Polycystic Ovary Syndrome Endocrine and Cardio-Metabolic Abnormalities: how to Manage?

Abstract

Polycystic ovary syndrome (PCOS), the main cause of androgen excess in women of reproductive age, is a multifaceted, dynamic and clinically heterogenic disorder. Rotterdam 2003 ESHRE/ASRM definition criteria were recently reinforced at the NIH Consensus Meeting 2012. Concomitant identification of the clinical phenotypes of the syndrome is mandatory in medical care and clinical studies, as these are strongly related to reproductive, cardiovascular and metabolic outcomes.

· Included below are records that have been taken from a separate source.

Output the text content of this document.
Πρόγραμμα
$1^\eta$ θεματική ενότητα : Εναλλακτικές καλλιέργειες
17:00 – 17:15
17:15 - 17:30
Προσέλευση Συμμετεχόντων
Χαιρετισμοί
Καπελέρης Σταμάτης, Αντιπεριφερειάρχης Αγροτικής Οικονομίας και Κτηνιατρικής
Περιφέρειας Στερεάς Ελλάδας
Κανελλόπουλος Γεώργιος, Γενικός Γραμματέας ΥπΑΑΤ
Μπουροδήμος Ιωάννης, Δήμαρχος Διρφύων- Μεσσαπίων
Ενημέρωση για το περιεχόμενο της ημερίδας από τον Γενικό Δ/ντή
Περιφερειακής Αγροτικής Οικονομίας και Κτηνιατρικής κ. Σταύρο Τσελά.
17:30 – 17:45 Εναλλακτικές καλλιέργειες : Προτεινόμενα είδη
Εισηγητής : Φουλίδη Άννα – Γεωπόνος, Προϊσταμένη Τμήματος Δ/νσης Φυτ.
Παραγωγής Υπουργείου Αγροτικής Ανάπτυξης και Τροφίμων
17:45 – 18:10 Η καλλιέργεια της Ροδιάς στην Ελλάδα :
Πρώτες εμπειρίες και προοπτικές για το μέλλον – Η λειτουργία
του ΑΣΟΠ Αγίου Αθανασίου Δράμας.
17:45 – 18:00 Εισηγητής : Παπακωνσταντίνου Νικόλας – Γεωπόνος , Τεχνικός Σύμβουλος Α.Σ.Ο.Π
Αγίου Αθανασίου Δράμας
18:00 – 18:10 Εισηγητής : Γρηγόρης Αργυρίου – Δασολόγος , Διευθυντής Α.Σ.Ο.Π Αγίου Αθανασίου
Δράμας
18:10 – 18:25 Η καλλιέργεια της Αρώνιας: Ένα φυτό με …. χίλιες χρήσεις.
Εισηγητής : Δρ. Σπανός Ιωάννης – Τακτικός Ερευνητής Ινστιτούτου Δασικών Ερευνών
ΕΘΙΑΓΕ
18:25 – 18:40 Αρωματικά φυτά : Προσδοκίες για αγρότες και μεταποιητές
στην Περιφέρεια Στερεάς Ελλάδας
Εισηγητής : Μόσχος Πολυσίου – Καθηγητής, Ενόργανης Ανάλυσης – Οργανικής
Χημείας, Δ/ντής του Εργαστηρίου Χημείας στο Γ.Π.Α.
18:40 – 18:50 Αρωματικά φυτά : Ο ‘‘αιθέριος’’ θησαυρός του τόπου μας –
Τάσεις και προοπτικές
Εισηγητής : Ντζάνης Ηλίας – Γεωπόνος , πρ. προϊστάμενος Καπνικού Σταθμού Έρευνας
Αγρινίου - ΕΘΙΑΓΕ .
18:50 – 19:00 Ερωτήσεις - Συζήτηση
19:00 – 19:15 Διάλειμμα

Documentation of polycystic ovarian morphology (PCOM) is challenging, with the AE/PCOS Task Force 2014 suggesting a threshold of ≥25 follicles/ovary in 1835 years old women when using high-frequency transducers. Elevated levels of total testosterone and/or free testosterone and/or low sex hormone-binding globulin (SHBG) stand for androgen excess in women, as stated by the ESE Position Statement 2014. Despite evidence of increased metabolic and cardiovascular risk, increased prevalence of cardiovascular events linked to PCOS status per se is still insufficient documented, mainly because of the clinical heterogeneity of studies populations and lack of prospective data. First-line therapy in the medical management of PCOS is metformin, at least 1.5 g/d, in all patients with documented insulin resistance and hyperinsulinemia. According to Endocrine Society Guidelines 2013, other insulin-sensitizers (e.g. thiazolidinediones) raise safety concerns on the long-term, whereas statins need further evaluation to demonstrate their benefits in the treatment of PCOS, however, are indicated in dyslipidemic patients. Anti-androgens and combined oral contraceptives (COC) are targeting androgen excess, particularly in non-insulin resistant patients, with an overall benefit to risk ratio in PCOS favoring benefits.